Practical Computing Exercise for Week 2 :Reworking of the Tree Diameters example Solutions

Aims of this practical exercise

In this exercise you will:

  • rework some of the example given in ELMER
  • get some practice using R markdown

Before you undertake this exercise…

You need to have installed R, RStudio, and the necessary packages for the course, including the ELMER package. See how to get set up for this course

data(TreeDiams, package="ELMER")
str(TreeDiams)
'data.frame':   12 obs. of  2 variables:
 $ Diameter: num  0.9 1.2 2.9 3.1 3.3 3.9 4.3 6.2 9.6 12.6 ...
 $ Height  : num  18 26 32 36 44.5 35.6 40.5 57.5 67.3 84 ...

Fit the models

Fit the models used in the example in Chapter 1 of ELMER.

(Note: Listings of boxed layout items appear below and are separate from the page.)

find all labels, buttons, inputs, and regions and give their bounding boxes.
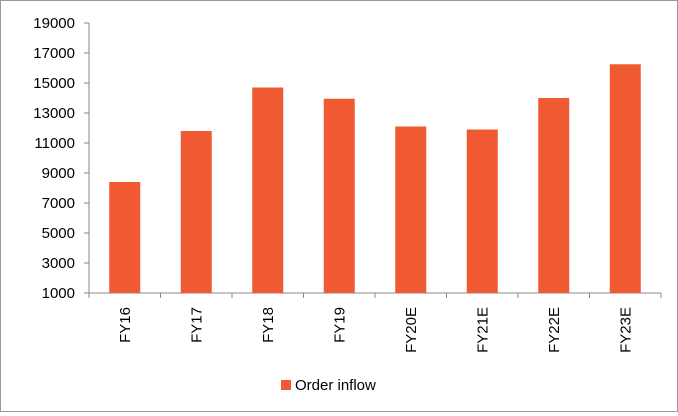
y-tick-label: 7000 xyxy=(42,195,75,212)
bar-fy17 xyxy=(180,131,212,293)
y-axis-ticks: 1000 3000 5000 7000 9000 11000 13000 15000 17000… xyxy=(33,15,89,302)
bar-fy23e xyxy=(609,64,641,293)
x-tick-label: FY20E xyxy=(403,307,420,353)
legend: Order inflow xyxy=(281,377,376,394)
x-tick-label: FY23E xyxy=(617,307,634,353)
x-tick-label: FY16 xyxy=(117,307,134,343)
y-tick-label: 15000 xyxy=(33,75,75,92)
bar-fy20e xyxy=(395,126,427,293)
y-tick-label: 5000 xyxy=(42,225,75,242)
y-tick-label: 3000 xyxy=(42,255,75,272)
bar-fy22e xyxy=(538,98,570,293)
x-axis-ticks: FY16 FY17 FY18 FY19 FY20E FY21E FY22E FY23E xyxy=(88,293,662,353)
bar-fy16 xyxy=(109,182,141,293)
y-tick-label: 17000 xyxy=(33,45,75,62)
legend-label: Order inflow xyxy=(295,377,376,394)
y-tick-label: 11000 xyxy=(34,135,75,152)
x-tick-label: FY17 xyxy=(188,307,205,343)
bar-fy18 xyxy=(252,87,284,293)
bars xyxy=(109,64,641,293)
legend-swatch xyxy=(281,380,291,390)
x-tick-label: FY21E xyxy=(474,307,491,353)
y-tick-label: 19000 xyxy=(33,15,75,32)
x-tick-label: FY19 xyxy=(331,307,348,343)
x-tick-label: FY18 xyxy=(260,307,277,343)
y-tick-label: 9000 xyxy=(42,165,75,182)
y-tick-label: 1000 xyxy=(42,285,75,302)
bar-fy21e xyxy=(466,129,498,293)
x-tick-label: FY22E xyxy=(546,307,563,353)
y-tick-label: 13000 xyxy=(33,105,75,122)
axes xyxy=(88,23,661,294)
bar-fy19 xyxy=(323,98,355,293)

TreeDiams.lm1 = lm(Height~Diameter, data=TreeDiams)
TreeDiams.lm2 = lm(Height~log(Diameter), data=TreeDiams)
TreeDiams.lm3 = lm(log(Height)~log(Diameter), data=TreeDiams)

Make the graph

Just create the graph that shows the fitted models on the original data scale because this is the one that is important.

N.B. You should try to do this using ggplot() if you can. To get the curves of your models on your scatter plot, you might make use of geom_function()

TreeDiams |> ggplot(aes(y=Height, x=Diameter)) + geom_point( ) +
    geom_smooth(method="lm", se=FALSE) +
 geom_function(fun = function(x) coef(TreeDiams.lm2)[1] + coef(TreeDiams.lm2)[2]*log(x), lty=2) +
 geom_function(fun = function(x) exp(coef(TreeDiams.lm3)[1] + coef(TreeDiams.lm3)[2]*log(x)), lty=3)
`geom_smooth()` using formula 'y ~ x'

Make the tables of fitted values

Use predict() to find the fitted values from the three models used so far. Use kable() to put them into a nice table.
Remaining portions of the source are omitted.